Largest Rectangle in Histogram Problem using Stack
Largest Rectangle in Histogram Problem using Stack
The Largest Rectangle in Histogram problem involves finding the largest rectangular area that can be formed in a histogram represented by an array of heights. This can be efficiently solved using a stack to manage the indices of the histogram bars.
Step-by-Step Process
Consider a histogram represented by the following array of heights:
[2, 1, 5, 6, 2, 3]
To find the largest rectangular area in this histogram using a stack, follow these steps:
- Initialize an Empty Stack: Use a stack to keep track of the indices of the histogram bars.
- Traverse the Array: Iterate through each bar in the histogram.
- Push Indices onto the Stack: If the current bar is higher than the bar at the index on the top of the stack, push the current index onto the stack.
- Calculate Areas: If the current bar is lower than the bar at the index on the top of the stack, pop the stack and calculate the area with the popped bar as the smallest (or minimum height) bar. Continue popping from the stack and calculating areas until the current bar is higher than the bar at the index on the top of the stack.
- Handle Remaining Bars: After processing all bars, pop the remaining bars from the stack and calculate the area with each popped bar as the smallest bar.
- Keep Track of the Maximum Area: Throughout the process, keep track of the maximum area found.

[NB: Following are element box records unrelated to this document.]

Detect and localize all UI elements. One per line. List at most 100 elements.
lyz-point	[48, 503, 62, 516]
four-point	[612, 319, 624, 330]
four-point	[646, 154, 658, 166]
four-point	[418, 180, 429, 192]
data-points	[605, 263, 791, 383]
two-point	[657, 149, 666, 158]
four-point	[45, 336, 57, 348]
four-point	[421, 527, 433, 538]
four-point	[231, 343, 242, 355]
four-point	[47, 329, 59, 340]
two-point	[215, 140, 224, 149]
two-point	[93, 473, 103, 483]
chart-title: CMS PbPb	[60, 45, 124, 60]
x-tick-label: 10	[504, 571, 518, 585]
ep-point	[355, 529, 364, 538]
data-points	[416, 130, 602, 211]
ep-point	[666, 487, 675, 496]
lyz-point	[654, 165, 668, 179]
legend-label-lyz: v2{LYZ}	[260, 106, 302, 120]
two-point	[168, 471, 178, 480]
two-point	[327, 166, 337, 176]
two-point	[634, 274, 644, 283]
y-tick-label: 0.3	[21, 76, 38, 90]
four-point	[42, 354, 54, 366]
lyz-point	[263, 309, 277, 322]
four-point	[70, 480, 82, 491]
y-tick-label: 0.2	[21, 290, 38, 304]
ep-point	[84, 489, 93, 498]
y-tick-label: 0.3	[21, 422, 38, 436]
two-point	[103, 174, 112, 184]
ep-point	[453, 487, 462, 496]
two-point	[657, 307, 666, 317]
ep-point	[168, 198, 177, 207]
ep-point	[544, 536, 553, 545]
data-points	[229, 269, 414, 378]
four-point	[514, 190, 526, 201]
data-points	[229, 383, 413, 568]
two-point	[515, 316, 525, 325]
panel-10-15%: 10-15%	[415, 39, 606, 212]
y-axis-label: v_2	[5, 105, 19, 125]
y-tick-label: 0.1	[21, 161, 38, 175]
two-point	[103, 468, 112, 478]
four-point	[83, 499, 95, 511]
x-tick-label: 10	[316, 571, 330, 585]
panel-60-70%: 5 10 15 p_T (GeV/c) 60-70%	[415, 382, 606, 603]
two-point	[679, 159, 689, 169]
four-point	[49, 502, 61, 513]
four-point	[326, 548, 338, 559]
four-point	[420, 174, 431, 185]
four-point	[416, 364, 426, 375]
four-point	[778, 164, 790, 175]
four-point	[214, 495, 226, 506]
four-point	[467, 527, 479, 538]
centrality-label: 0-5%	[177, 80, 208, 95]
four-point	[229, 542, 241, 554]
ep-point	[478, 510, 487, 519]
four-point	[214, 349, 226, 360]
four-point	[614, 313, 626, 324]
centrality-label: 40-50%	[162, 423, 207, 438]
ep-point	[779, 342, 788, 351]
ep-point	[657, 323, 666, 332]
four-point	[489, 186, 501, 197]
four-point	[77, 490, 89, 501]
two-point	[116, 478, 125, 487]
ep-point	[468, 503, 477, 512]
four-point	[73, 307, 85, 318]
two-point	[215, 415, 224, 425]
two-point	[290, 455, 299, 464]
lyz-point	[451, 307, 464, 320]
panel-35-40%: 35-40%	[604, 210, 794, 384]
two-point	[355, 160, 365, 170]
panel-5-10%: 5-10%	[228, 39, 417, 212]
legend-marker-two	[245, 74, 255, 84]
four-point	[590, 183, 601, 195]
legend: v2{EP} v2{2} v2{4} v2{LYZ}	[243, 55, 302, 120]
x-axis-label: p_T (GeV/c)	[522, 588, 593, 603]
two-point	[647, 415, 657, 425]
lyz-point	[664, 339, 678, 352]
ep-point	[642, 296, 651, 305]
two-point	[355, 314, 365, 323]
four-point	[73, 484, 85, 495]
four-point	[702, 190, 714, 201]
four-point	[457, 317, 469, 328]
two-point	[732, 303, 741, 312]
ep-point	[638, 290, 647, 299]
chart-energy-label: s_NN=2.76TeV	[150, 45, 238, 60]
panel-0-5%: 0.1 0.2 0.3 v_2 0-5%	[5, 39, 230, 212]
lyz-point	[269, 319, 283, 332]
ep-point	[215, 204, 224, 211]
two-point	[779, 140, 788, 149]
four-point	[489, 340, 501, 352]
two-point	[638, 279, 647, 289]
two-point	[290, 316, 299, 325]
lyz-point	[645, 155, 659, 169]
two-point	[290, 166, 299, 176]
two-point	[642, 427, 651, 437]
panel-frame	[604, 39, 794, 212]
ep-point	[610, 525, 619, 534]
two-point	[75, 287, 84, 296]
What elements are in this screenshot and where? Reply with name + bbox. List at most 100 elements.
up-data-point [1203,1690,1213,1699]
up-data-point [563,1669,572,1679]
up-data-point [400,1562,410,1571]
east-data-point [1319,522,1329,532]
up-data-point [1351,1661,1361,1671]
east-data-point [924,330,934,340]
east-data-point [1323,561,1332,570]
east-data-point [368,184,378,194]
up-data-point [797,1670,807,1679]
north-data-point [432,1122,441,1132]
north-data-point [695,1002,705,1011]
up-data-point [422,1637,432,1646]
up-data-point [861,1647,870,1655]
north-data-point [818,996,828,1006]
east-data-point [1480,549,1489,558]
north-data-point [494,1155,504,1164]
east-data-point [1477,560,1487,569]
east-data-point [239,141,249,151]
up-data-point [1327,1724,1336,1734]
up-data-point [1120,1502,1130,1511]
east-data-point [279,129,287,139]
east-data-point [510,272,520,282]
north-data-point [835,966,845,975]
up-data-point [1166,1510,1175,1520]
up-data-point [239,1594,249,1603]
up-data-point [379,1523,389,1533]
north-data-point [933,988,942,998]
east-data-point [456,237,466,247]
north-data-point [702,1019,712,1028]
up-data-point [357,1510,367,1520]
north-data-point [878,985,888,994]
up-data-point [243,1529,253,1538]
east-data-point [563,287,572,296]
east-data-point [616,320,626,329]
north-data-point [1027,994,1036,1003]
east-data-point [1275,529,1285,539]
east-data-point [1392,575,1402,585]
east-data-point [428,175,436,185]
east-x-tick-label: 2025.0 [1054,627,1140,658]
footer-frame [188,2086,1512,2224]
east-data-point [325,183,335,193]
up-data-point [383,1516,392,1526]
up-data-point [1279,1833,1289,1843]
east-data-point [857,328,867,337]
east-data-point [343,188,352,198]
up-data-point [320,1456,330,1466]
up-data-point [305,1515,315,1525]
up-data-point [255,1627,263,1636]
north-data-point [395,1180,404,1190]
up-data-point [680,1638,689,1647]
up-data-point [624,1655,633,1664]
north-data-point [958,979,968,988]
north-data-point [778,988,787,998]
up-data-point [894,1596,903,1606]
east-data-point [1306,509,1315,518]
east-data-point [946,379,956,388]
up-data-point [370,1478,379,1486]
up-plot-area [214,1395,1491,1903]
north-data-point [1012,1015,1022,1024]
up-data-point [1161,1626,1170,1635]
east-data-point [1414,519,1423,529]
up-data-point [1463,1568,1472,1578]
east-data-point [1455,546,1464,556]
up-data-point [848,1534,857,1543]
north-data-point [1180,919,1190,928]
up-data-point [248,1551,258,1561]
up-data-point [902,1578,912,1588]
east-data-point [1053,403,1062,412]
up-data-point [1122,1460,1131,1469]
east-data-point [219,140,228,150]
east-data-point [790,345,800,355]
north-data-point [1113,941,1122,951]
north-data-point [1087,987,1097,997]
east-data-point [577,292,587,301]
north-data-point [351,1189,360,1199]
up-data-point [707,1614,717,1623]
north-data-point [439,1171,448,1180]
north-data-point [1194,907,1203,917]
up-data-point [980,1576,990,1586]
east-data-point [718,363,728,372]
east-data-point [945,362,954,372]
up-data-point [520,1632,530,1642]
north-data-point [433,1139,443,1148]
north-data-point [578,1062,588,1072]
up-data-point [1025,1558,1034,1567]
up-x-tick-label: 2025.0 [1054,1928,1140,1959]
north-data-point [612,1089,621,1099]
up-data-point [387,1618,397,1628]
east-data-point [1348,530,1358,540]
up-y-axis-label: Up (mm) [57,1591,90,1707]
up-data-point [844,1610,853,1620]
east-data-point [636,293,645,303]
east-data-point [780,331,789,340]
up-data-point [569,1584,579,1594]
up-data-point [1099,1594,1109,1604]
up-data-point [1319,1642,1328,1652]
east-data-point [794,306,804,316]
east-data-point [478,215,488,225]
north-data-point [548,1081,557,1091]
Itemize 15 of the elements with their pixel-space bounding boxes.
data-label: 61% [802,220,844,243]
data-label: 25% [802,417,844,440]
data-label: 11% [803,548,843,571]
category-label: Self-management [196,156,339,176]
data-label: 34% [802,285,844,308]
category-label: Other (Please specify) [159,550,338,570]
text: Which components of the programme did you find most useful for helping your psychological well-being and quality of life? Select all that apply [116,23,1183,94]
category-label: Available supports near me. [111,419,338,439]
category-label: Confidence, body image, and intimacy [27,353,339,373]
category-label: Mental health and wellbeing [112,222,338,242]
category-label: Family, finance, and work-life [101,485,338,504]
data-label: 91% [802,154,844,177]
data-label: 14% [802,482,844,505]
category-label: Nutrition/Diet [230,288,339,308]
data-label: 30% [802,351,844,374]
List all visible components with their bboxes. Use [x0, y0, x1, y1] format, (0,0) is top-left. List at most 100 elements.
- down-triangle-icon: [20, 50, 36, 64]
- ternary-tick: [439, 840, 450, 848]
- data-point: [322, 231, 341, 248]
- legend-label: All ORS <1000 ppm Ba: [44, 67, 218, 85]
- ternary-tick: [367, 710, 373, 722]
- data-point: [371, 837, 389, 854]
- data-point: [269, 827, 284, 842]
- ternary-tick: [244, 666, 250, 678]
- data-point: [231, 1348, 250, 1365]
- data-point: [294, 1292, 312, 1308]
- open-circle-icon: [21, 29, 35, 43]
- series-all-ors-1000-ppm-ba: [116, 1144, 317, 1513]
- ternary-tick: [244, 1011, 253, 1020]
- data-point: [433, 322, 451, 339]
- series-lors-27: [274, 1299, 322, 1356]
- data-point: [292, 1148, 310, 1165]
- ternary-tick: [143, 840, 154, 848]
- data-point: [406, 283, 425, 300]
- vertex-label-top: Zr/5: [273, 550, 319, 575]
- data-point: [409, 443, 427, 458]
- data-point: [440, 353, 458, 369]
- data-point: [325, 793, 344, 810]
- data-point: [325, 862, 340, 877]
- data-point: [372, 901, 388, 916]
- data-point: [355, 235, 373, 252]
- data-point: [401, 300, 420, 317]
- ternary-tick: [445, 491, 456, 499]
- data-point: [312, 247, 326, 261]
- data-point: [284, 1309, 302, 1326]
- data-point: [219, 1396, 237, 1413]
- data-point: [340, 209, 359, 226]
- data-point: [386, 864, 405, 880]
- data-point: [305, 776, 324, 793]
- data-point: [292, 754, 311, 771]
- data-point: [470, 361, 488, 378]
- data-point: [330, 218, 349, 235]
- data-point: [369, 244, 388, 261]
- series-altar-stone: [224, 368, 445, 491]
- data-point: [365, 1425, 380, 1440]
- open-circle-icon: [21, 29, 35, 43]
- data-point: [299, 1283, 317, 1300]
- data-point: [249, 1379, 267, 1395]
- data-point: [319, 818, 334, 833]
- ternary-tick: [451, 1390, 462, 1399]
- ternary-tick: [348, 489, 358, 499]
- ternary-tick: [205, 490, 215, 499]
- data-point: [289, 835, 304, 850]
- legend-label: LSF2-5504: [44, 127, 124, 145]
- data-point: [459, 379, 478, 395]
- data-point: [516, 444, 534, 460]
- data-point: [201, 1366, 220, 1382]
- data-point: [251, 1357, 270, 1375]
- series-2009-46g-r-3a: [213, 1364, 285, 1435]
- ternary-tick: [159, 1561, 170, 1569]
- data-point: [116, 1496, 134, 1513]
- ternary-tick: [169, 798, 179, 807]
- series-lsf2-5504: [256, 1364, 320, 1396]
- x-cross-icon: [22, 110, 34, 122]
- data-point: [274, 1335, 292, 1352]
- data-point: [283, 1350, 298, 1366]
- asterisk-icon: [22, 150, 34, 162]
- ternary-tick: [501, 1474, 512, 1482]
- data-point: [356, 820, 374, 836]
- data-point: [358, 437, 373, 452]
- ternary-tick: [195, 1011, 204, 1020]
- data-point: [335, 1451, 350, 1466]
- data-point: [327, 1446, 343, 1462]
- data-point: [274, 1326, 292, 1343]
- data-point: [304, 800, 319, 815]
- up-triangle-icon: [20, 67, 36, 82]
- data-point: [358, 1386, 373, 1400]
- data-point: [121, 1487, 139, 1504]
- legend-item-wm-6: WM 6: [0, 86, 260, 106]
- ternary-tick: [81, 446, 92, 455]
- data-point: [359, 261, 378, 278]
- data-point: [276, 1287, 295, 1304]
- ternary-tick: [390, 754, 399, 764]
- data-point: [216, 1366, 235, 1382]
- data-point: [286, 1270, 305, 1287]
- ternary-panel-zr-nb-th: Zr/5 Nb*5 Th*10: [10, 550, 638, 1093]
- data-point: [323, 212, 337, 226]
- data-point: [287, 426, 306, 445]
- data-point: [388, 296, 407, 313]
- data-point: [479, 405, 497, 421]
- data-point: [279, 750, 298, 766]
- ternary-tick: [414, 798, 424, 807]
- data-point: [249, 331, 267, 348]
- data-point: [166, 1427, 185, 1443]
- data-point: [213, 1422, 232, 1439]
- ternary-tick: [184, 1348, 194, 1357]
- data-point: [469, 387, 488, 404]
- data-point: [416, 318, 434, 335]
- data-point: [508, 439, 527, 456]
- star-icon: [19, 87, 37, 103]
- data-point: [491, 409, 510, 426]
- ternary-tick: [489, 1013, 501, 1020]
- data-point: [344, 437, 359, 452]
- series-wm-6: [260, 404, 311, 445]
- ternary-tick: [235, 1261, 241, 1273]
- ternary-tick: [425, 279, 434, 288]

After performing these steps, the largest rectangular area in the histogram will be found.
Input: [2, 1, 5, 6, 2, 3]
Output: 10
Pseudo Code
Function largest_rectangle_area(heights):
# Initialize an empty stack
stack = []
max_area = 0
index = 0
# Traverse the array
While index < len(heights):
# Push the current index onto the stack if the stack is empty or the current height is greater than the height at the stack's top index
If not stack or heights[index] >= heights[stack[-1]]:
stack.append(index)
index += 1
Else:
# Pop the top index from the stack
top_of_stack = stack.pop()
# Calculate the area with the popped index as the smallest bar
area = (heights[top_of_stack] * ((index - stack[-1] - 1) if stack else index))
# Update max_area if the calculated area is greater
max_area = max(max_area, area)
# Calculate area for the remaining bars in the stack
While stack:
top_of_stack = stack.pop()
area = (heights[top_of_stack] * ((index - stack[-1] - 1) if stack else index))
max_area = max(max_area, area)
Return max_area
Python Program to Solve the Largest Rectangle in Histogram Problem using Stack
class Stack:
def __init__(self):
self.stack = []
def push(self, data):
self.stack.append(data)
def pop(self):
if not self.is_empty():
return self.stack.pop()
return None
def peek(self):
if not self.is_empty():
return self.stack[-1]
return None
def is_empty(self):
return len(self.stack) == 0
def traverse(self):
for item in reversed(self.stack):
print(item, end=" -> ")
print("None")
# Function to find the largest rectangular area in a histogram
def largest_rectangle_area(heights):
stack = Stack()
max_area = 0
index = 0
while index < len(heights):
if stack.is_empty() or heights[index] >= heights[stack.peek()]:
stack.push(index)
index += 1
else:
top_of_stack = stack.pop()
area = (heights[top_of_stack] * ((index - stack.peek() - 1) if not stack.is_empty() else index))
max_area = max(max_area, area)
while not stack.is_empty():
top_of_stack = stack.pop()
area = (heights[top_of_stack] * ((index - stack.peek() - 1) if not stack.is_empty() else index))
max_area = max(max_area, area)
return max_area
# Example usage:
histogram = [2, 1, 5, 6, 2, 3]
print(f"Histogram: {histogram}") # Output: Histogram: [2, 1, 5, 6, 2, 3]
max_area = largest_rectangle_area(histogram)
print(f"Largest rectangle area: {max_area}") # Output: Largest rectangle area: 10
This Python program defines a stack with methods for pushing, popping, peeking, checking if the stack is empty, and traversing the stack. The largest_rectangle_area function uses the stack to find the largest rectangular area in a histogram by processing each bar, comparing it with the stack's top element, and updating the maximum area accordingly.